We saw this occur when Visa tried to acquire Plaid in 2020. The Department of Justice sued to block the deal, alleging that it would limit competition in the payments industry.

Alternative Payment Methods / Cryptocurrencies

One risk is the increasing popularity of alternative payment methods such as digital wallets, peer-to-peer payment platforms (like Venmo — owned by PayPal), and instant bank transfers. These methods may offer users lower fees and faster transaction times, potentially diverting some market share away from traditional card payments.

Additionally, the emergence and growing acceptance of cryptocurrencies pose a challenge to Visa’s business model. Cryptocurrencies operate on decentralized blockchain technology, often bypassing traditional financial intermediaries like Visa.

If cryptocurrencies become widely adopted as a means of transacting, they could undermine the need for traditional payment processors.
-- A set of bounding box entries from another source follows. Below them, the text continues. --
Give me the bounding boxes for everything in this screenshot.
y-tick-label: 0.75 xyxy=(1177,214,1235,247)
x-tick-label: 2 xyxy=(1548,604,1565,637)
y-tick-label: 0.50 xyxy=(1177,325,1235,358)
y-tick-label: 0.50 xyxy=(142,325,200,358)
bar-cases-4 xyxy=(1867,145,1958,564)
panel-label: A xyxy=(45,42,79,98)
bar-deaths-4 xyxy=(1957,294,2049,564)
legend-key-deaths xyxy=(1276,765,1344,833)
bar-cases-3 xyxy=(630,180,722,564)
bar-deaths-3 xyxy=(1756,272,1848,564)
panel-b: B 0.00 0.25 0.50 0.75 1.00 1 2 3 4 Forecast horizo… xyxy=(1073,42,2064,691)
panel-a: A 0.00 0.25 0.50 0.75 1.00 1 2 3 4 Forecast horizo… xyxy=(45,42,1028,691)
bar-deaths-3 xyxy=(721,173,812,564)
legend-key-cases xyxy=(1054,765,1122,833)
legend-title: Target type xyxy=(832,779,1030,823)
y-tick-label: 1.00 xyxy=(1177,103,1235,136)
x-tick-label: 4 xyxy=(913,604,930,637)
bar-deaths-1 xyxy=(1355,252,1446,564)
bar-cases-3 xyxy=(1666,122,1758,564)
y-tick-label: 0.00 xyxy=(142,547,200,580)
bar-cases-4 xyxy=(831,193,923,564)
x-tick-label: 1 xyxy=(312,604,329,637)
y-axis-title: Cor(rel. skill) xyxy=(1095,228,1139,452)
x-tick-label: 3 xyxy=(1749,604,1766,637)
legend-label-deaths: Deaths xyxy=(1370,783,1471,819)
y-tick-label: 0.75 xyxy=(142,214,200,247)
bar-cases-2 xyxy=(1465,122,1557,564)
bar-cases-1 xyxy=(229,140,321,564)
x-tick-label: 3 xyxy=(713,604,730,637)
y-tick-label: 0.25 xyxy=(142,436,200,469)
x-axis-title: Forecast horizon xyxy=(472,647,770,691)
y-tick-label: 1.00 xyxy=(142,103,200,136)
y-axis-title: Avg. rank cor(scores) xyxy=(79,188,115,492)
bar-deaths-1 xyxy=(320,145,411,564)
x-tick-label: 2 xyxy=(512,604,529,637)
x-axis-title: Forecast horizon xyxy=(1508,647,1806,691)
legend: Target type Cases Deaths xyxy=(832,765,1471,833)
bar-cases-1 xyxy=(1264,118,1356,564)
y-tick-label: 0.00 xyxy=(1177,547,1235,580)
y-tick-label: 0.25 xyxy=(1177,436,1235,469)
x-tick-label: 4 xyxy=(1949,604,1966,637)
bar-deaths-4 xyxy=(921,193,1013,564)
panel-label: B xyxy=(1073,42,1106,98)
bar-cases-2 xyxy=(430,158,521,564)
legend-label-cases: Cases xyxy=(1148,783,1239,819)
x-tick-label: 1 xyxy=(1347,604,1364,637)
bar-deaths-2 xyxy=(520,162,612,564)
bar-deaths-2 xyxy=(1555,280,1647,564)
This could impact Visa's transaction volumes and revenue streams.

With that said, though, Visa could choose to innovate and adapt its business model. This might involve exploring partnerships with fintech companies, investing in blockchain technology, or developing its own digital payment solutions. In fact, Visa has already taken steps toward developing something like this with their digital-ready token solutions.


Valuation

Free Cash Flow Yield

The goal is to buy companies when the Free Cash Flow Yield (Free Cash Flow Per Share / Share Price) is at least 1% above the expected rate of inflation, which you can find here. This assumption reflects the notion that investors typically demand a premium above inflation to compensate for risk and to ensure a real return on their investment.

At the time of writing, Visa’s Free Cash Flow Yield is 3.59%, which is about 2.3% higher than the company’s 5-year average and roughly 0.4% above the target yield.

This suggests that Visa is still an attractive buy, though not by a wide margin. It’s likely trading close to its fair value.

Discounted Cash Flow (DCF)

Based on my own Discounted Cash Flow calculation, Visa has an intrinsic value of $245 per share, making it about 8.2% overvalued compared to the current share price of $267.

Analyst Valuations

Morningstar: $272

Alpha Spread: $151.32 (Worst Case) / $187.60 (Base Case) / $250.60 (Best Case)

Seeking Alpha: $302


Reflections

In a few sentences, explain the company like you were talking to a 9-year old.

Basically, Visa is the referee in a game between banks, businesses, and customers. When customers buy something from a business, Visa checks with the customer’s bank to make sure they have enough money to make the purchase. If it all checks out, and the customer has enough money, then Visa helps transfer the money from the customer’s bank to the business’s bank.

Why shouldn’t you invest in this company? (List at least one reason)

In my opinion, the biggest reason not to invest in the business would be potential disruption and mass adoption of some alternative payment method that completely eliminates the need for a company like Visa. This could include things like digital wallets, peer-to-peer payment apps, cryptocurrencies, etc.

If the world at large opts for payment methods that can bypass Visa’s network, and Visa isn’t able to adapt to that, it will, in effect, render Visa obsolete.

If the stock market closed for five years, would you still feel comfortable owning this company?

Without a doubt.

At what price would you feel comfortable buying the stock at?

I’ve slowly acquiring shares between $260-270, which may actually be overvalued based on the numerous far values shared in the “Valuation” section.